В. Я. Брюсов
МЕДНЫЙ ВСАДНИК
Оригинал находится у Олега Колесникова.
I
ИДЕЯ ПОВЕСТИ
1
Первое, что поражает в "Медном Всаднике", это - несоответствие между фабулой повести и ее
содержанием.
В повести рассказывается о бедном, ничтожном петербургском чиновнике, каком-то Евгении, неумном,
неоригинальном, ничем не отличающемся от своих собратий, который был влюблен в какую-то Парашу,
дочь вдовы, живущей у взморья. Наводнение 1824 года снесло их дом; вдова и Параша погибли. Евгений
не перенес этого несчастия и сошел с ума. Однажды ночью, проходя мимо памятника Петру I, Евгений, в
своем безумии, прошептал ему несколько злобных слов, видя в нем виновника своих бедствий.
Расстроенному воображению Евгения представилось, что медный всадник разгневался на него за это и
погнался за ним на своем бронзовом коне. Через несколько месяцев после того безумец умер.

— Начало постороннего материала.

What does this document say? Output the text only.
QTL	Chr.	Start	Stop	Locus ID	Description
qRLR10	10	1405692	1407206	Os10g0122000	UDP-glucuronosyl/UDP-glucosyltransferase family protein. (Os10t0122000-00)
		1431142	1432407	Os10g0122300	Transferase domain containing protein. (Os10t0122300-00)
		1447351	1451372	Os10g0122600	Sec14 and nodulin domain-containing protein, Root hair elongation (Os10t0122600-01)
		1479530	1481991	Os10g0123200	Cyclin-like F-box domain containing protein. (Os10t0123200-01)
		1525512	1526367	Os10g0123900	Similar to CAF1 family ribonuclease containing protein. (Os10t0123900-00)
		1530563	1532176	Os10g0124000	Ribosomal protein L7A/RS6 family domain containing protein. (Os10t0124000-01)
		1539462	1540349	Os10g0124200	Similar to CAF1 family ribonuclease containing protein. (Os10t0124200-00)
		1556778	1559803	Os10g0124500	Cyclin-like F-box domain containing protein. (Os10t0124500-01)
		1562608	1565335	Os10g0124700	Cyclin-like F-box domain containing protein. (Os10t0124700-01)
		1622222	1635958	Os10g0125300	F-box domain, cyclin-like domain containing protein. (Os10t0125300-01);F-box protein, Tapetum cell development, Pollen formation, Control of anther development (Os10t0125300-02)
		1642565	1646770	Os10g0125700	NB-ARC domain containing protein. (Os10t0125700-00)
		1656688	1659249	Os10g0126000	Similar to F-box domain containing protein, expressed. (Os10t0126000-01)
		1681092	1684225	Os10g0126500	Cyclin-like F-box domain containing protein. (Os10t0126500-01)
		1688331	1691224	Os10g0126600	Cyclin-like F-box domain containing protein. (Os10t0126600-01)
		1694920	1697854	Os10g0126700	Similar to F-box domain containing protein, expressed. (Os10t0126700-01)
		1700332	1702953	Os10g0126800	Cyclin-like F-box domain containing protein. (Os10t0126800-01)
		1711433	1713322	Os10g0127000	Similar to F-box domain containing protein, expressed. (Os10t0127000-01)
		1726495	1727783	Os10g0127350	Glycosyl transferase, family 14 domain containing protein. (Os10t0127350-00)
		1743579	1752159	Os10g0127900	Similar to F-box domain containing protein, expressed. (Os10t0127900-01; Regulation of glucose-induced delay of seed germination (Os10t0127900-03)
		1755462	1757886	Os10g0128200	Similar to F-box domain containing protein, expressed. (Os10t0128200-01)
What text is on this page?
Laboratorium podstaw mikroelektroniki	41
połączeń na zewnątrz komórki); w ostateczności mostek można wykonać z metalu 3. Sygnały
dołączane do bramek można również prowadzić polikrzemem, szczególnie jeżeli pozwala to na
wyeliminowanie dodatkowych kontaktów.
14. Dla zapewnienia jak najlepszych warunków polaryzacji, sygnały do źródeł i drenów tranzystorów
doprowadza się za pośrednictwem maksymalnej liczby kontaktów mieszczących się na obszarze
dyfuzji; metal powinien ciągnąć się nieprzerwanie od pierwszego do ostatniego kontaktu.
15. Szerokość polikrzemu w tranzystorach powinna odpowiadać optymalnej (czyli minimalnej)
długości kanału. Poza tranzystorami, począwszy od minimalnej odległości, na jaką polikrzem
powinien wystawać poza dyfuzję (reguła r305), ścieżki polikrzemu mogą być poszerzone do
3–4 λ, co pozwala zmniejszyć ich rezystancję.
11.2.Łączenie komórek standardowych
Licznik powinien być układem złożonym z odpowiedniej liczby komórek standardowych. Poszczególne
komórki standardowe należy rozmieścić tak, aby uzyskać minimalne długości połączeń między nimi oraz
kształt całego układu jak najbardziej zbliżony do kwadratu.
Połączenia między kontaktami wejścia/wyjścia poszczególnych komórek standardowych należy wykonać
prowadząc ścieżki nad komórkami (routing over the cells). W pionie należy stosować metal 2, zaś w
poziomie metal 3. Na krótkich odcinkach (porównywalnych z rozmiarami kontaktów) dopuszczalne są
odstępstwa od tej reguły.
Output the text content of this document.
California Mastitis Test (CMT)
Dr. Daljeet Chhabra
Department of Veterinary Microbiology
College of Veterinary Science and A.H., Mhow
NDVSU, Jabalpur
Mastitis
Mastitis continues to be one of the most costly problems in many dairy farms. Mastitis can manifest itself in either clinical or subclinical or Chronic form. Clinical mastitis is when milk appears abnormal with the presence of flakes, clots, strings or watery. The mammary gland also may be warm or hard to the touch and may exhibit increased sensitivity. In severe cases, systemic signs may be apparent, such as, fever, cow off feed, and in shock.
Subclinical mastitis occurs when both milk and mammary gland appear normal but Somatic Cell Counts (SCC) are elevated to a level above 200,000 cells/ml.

Но с этой несложной историей любви и горя бедного чиновника связаны подробности и целые эпизоды,
казалось бы вовсе ей нс соответствующие. Прежде всего ей предпослано обширное "Вступление", которое
вспоминает основание Петром Великим Петербурга и дает, в ряде картин, весь облик этого "творения
Петра". Затем, в самой повести, кумир Петра Великого оказывается как бы вторым действующим лицом.
Поэт очень неохотно и скупо говорит о Евгении и Параше, но много и с увлечением - о Петре и его
подвиге. Преследование Евгения медным всадником изображено не столько как бред сумасшедшего,
сколько как реальный факт, и, таким образом, в повесть введен элемент сверхъестественного. Наконец,
отдельные сцены повести рассказаны тоном приподнятым и торжественным, дающим понять, что речь
идет о чем-то исключительно важном.
Все это заставило критику, с ее первых шагов, искать в "Медном Всаднике" второго, внутреннего смысла,
видеть в образах Евгения и Петра воплощения, символы двух начал. Было предложено много
разнообразнейших толкований повести, но все их, как нам кажется, можно свести к трем типам.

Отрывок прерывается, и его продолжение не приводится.